En visite au Tadjikistan, Lavrov a dénoncé la “confusion totale” des Occidentaux. “Mon ami Kouchner a aussi déclaré que nous allions bientôt attaquer la Moldavie et l’Ukraine et la Crimée (…). Mais c’est une imagination malade et cela s’applique probablement aussi aux sanctions”, a-t-il dit.
“Je n’ai pas l’esprit malade”, a répondu Kouchner. “Je voudrais préciser qu’il n’a jamais été question de sanctions proposées par la France. (…) J’ai dit que d’aucuns pensaient à des sanctions, la France n’y pense pas”, a-t-il expliqué.
LA GÉORGIE ENTERRE SES MORTS ET PRIE POUR L’UNITÉ
Réunie en sommet à Douchanbé, l’Organisation de coopération de Shanghaï (OCS), qui regroupe les alliés de Moscou en Asie, a fait part de son inquiétude face aux tensions en Géorgie sans toutefois apporter au Kremlin le soutien appuyé qu’il espérait.
La réaction de l’OCS – qui regroupe la Russie, la Chine, le Tadjikistan, l’Ouzbékistan, le Kirghizistan et le Kazakhstan – reflète celle de la Chine, qui joue un rôle croissant au sein du groupement. Pékin s’était dit “préoccupé” par la situation dans le Caucase quelques heures avant l’ouverture du sommet.
“Nous comprenons l’histoire et les réalités complexes de l’Ossétie du Sud et de l’Abkhazie.

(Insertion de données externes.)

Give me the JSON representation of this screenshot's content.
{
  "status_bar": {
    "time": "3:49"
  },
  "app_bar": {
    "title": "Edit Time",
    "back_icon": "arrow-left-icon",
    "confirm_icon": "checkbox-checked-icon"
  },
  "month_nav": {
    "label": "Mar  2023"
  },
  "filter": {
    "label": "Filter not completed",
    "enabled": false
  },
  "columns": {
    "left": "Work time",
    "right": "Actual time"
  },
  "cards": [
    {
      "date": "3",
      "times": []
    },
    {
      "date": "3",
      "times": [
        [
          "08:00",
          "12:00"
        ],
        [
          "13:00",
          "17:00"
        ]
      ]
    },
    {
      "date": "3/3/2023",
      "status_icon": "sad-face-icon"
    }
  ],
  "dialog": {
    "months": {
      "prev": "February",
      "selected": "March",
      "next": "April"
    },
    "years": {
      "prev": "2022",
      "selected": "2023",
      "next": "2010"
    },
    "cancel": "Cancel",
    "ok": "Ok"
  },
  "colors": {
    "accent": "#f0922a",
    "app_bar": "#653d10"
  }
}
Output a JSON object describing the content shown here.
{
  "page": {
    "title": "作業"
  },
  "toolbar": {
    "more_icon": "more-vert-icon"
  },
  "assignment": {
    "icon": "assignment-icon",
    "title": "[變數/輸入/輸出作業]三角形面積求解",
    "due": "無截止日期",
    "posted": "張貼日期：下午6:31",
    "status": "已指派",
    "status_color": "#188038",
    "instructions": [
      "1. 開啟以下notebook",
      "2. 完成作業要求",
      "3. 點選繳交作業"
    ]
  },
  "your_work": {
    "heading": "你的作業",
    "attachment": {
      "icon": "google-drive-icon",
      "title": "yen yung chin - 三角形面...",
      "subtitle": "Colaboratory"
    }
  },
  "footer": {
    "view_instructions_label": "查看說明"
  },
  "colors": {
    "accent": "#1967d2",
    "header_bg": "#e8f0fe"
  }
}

Dans le même temps, conformément à la position constante de la Chine sur ce genre de questions, nous espérons que toutes les parties pourront résoudre le problème de manière appropriée par le dialogue et des consultations”, a dit le ministère chinois des Affaires étrangères.
A l’occasion de la fête de l’Assomption, selon le calendrier orthodoxe, les Géorgiens ont enterré leurs morts du conflit avec la Russie et se sont rendus en masse dans les églises.

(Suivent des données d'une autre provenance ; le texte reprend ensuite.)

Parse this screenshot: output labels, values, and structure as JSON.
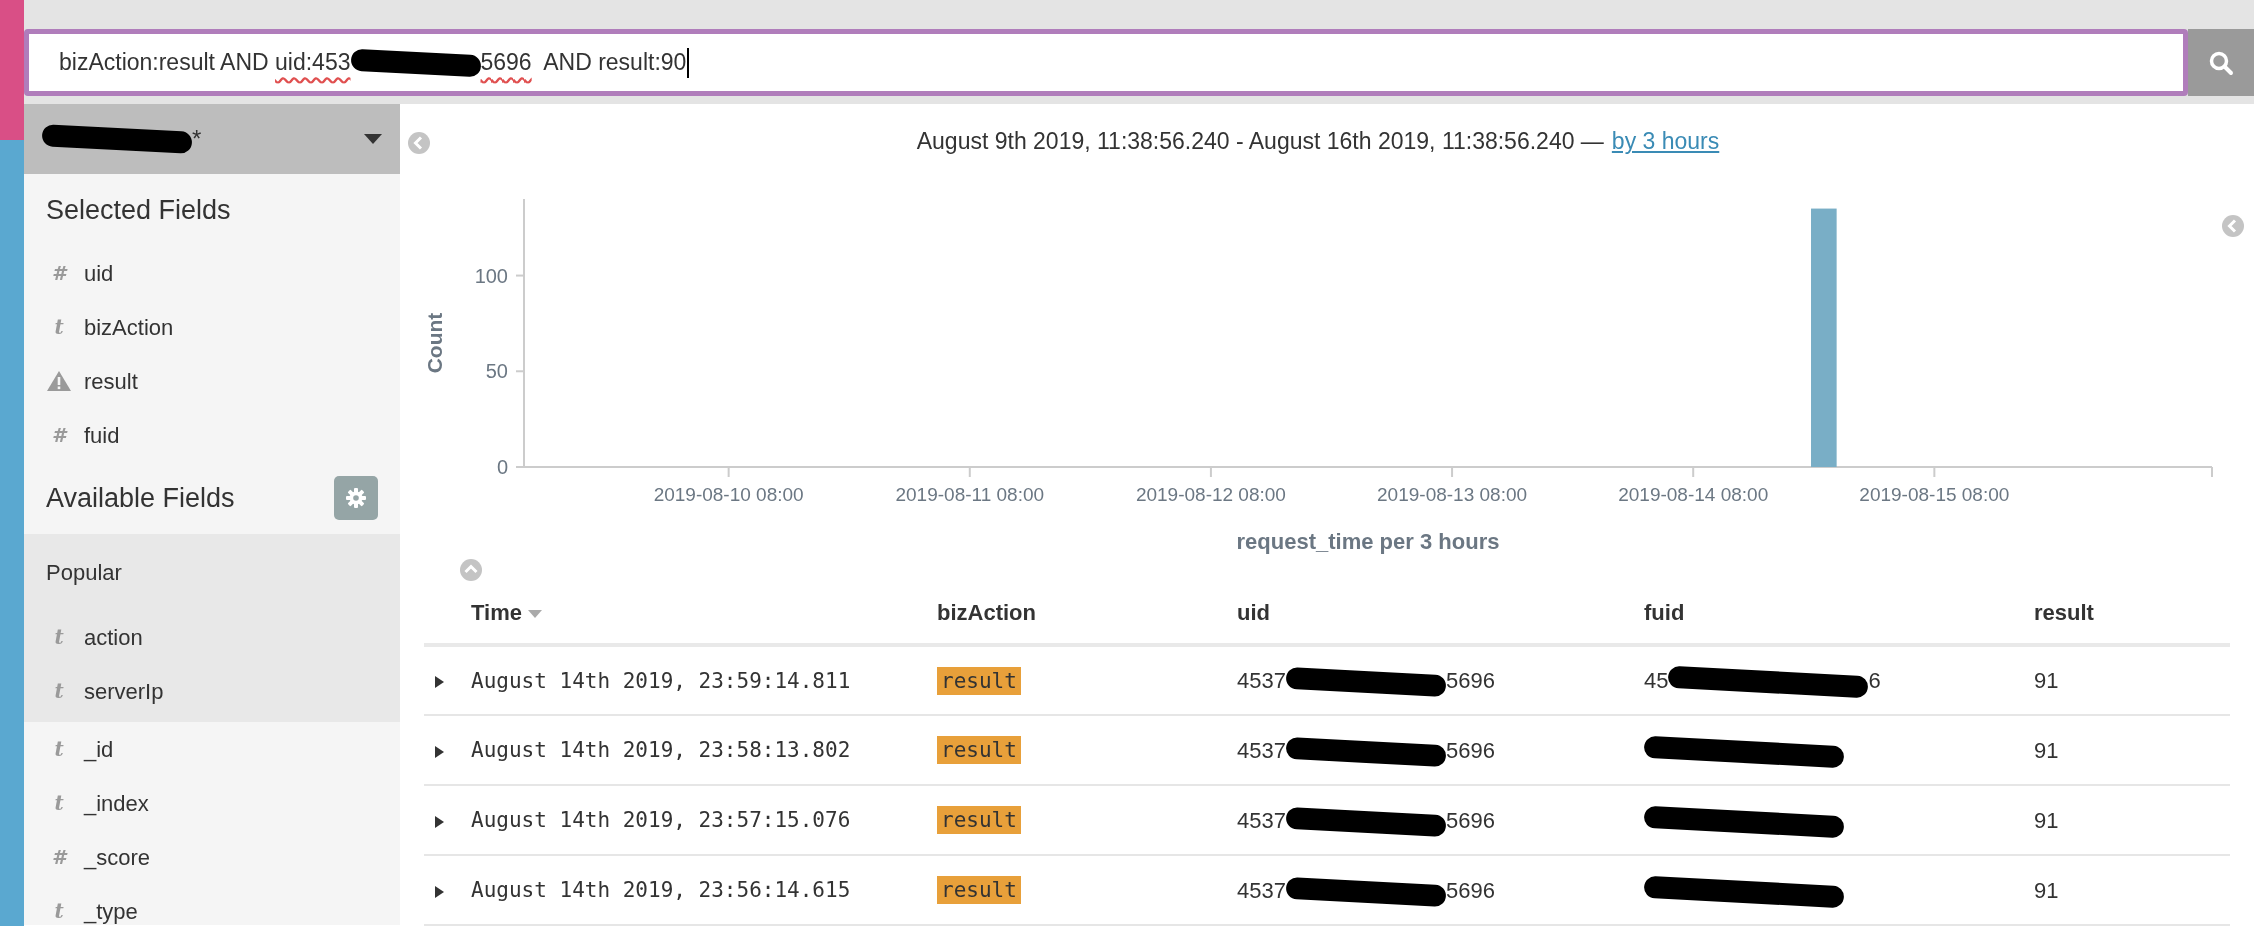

A Tbilissi, des centaines de fidèles ont assisté pendant trois heures à la messe célébrée dans la cathédrale de Sioni par le patriarche de l’Eglise géorgienne, Ilia II, qui a prié pour la restitution à la Géorgie des provinces sécessionnistes.
Dix soldats de l’armée nationale tués au cours du récent conflit ont été inhumés dans un cimetière surplombant la ville, leurs cercueils de métal placés les uns à la suite des autres dans une sépulture commune, au son d’une marche funèbre et d’une salve d’honneur.
Le conflit du début du mois a fait au moins 263 morts dans les rangs de l’armée géorgienne.
“Nous devons demander chaque jour à Dieu de nous rendre l’Abkhazie et le Samatchablo”, a dit le patriarche Ilia lors de la messe à la cathédrale de Sioni, utilisant le nom que donnent les nationalistes géorgiens à l’Ossétie du Sud. “L’Abkhazie et le Samatchablo sont et resteront parties intégrantes de la Géorgie.”